Scannell’s allegations, first reported in The Boston Globe, so embarrassed the SEC that the head of the Boston office, Juan Marcelino, resigned.
SEC officials in Washington won’t comment on Scannell or the reasons for Marcelino’s departure. But several staffers argue that a national regulatory agency that gets 1,000 “hot tips” every day can’t follow up on every one. The SEC last week announced a settlement with Putnam over civil fraud charges relating to the “self-dealing” managers. Putnam is still facing civil fraud charges in Massachusetts.
“I liked him immediately, which is not to say we took everything he said at face value,” Nestor says of Scannell. “It’s never easy to do something so completely different from what anyone else would.”
A big Irish family
Part of Scannell’s likableness comes from his background.
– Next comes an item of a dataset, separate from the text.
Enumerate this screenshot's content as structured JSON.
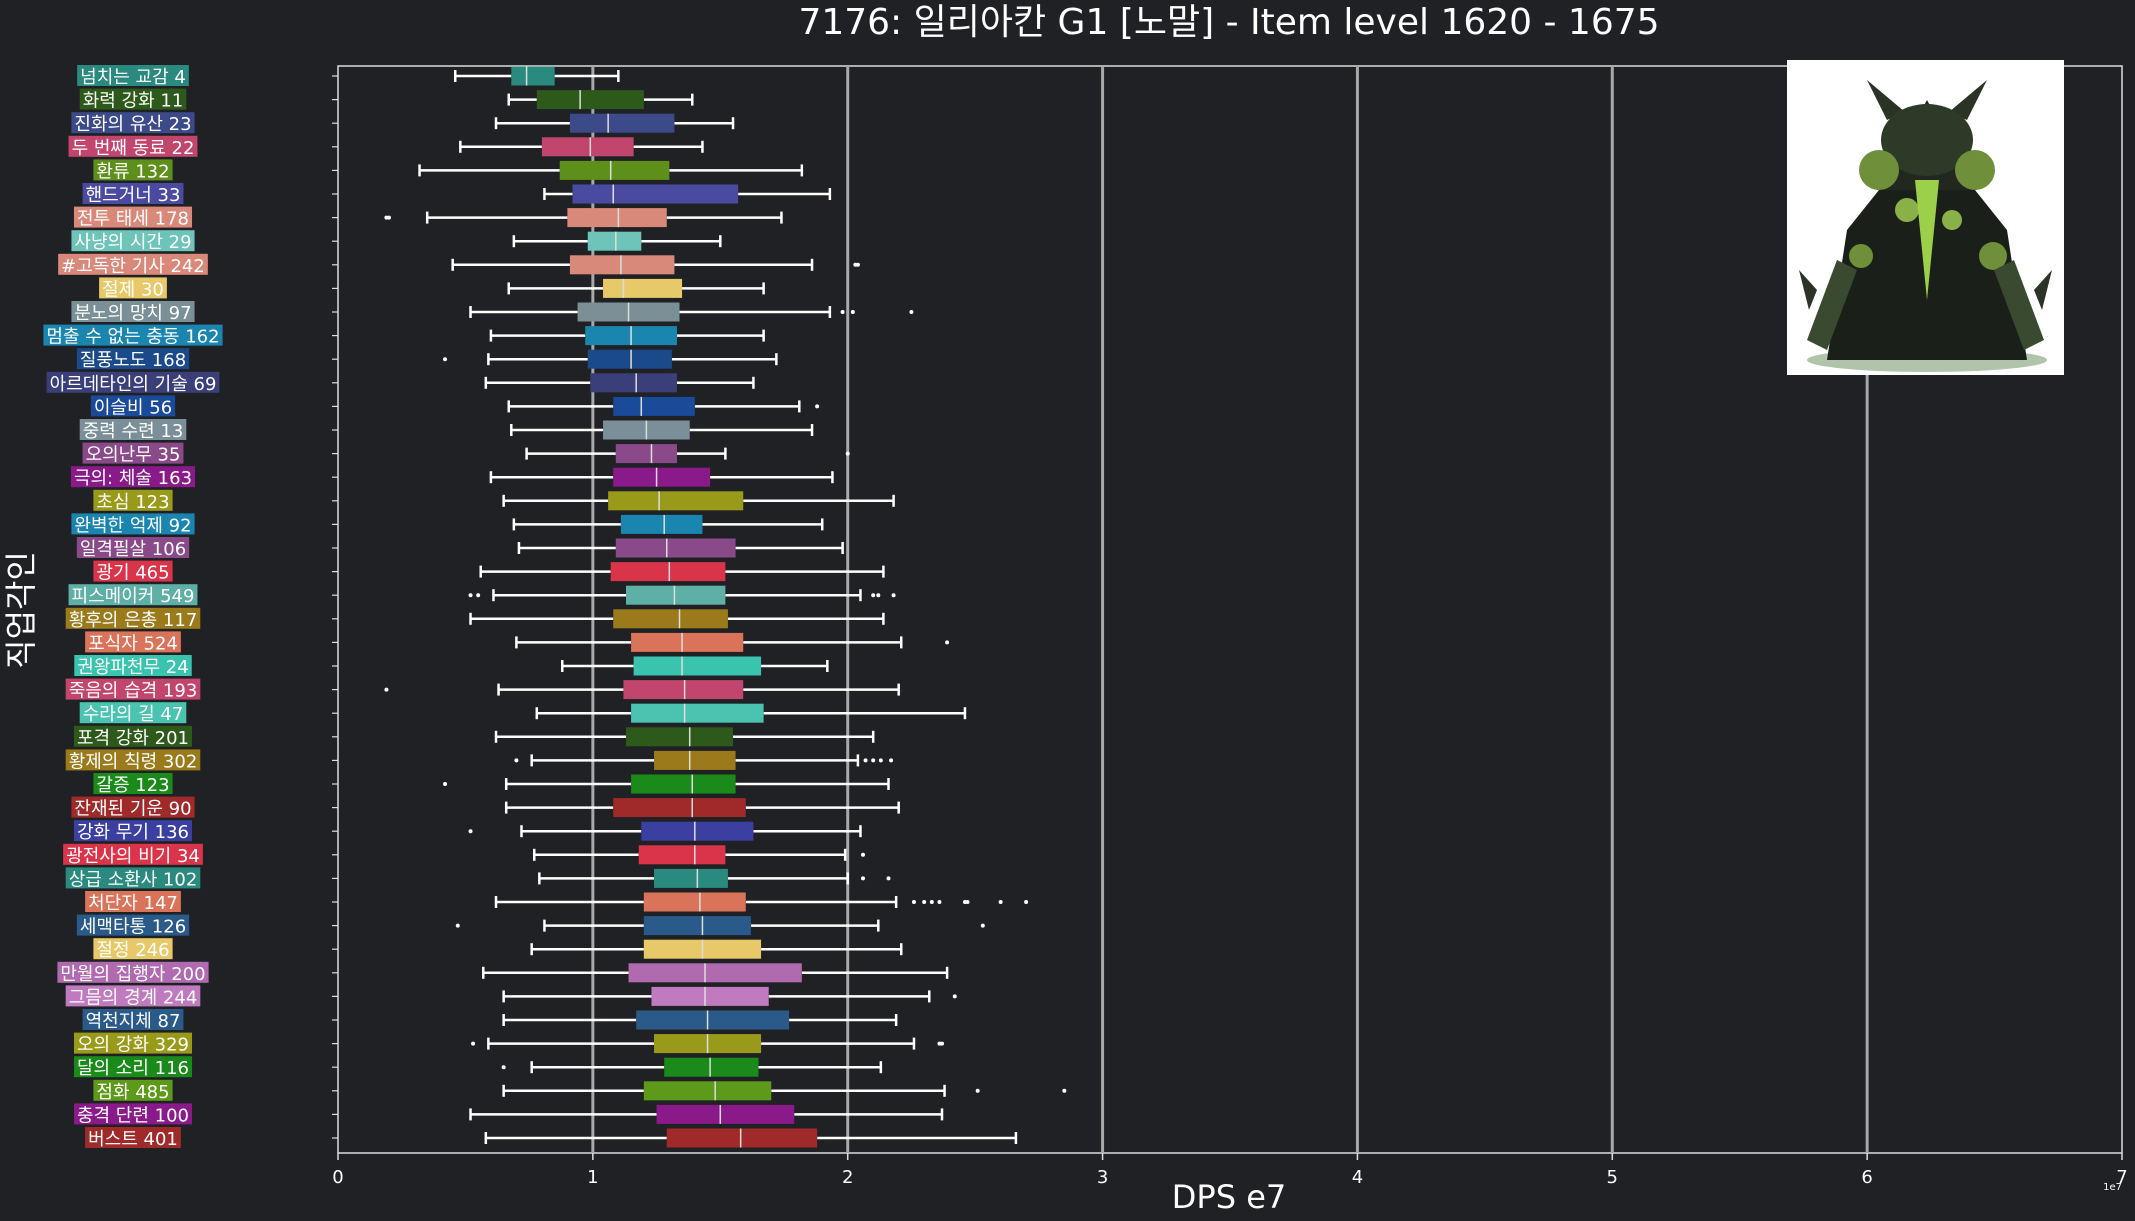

The Scannells are Kennedyesque in their wit, looks, family size,eight children and proximity to tragedy.
Paul, the dashing oldest child, was working as a ski guide when he died as a result of injuries from a 1994 helicopter crash that killed Walt Disney President Frank Wells. David, the free spirit, was struck by a hit-and-run driver while riding his bicycle through Quincy two years later. He’s a semi-comatose quadriplegic living in his mother’s den.
The father of the clan, David, a salesman, died two years ago of cancer in his estranged wife’s living room, near the den where his son lies. Peter says his father, “a champion of the little guy’s cause,” would be “getting a hoot out of this.”
His mother, Barbara, the first female selectman in Weymouth in the late 1970s, was skeptical when her middle son first told her what was going on at Putnam. Now, she says, she’s “surprised at the enormity of it. It’s funny to think one person can create this.”
Peter’s wife, Teresa, just wishes he would finish the work on the house.
But around his hometown, Scannell is a hero. When he went to vote this year, Scannell says, the woman who checked his voter card told him: “Thank you very much, Mr. Scannell. We’re very proud of you.”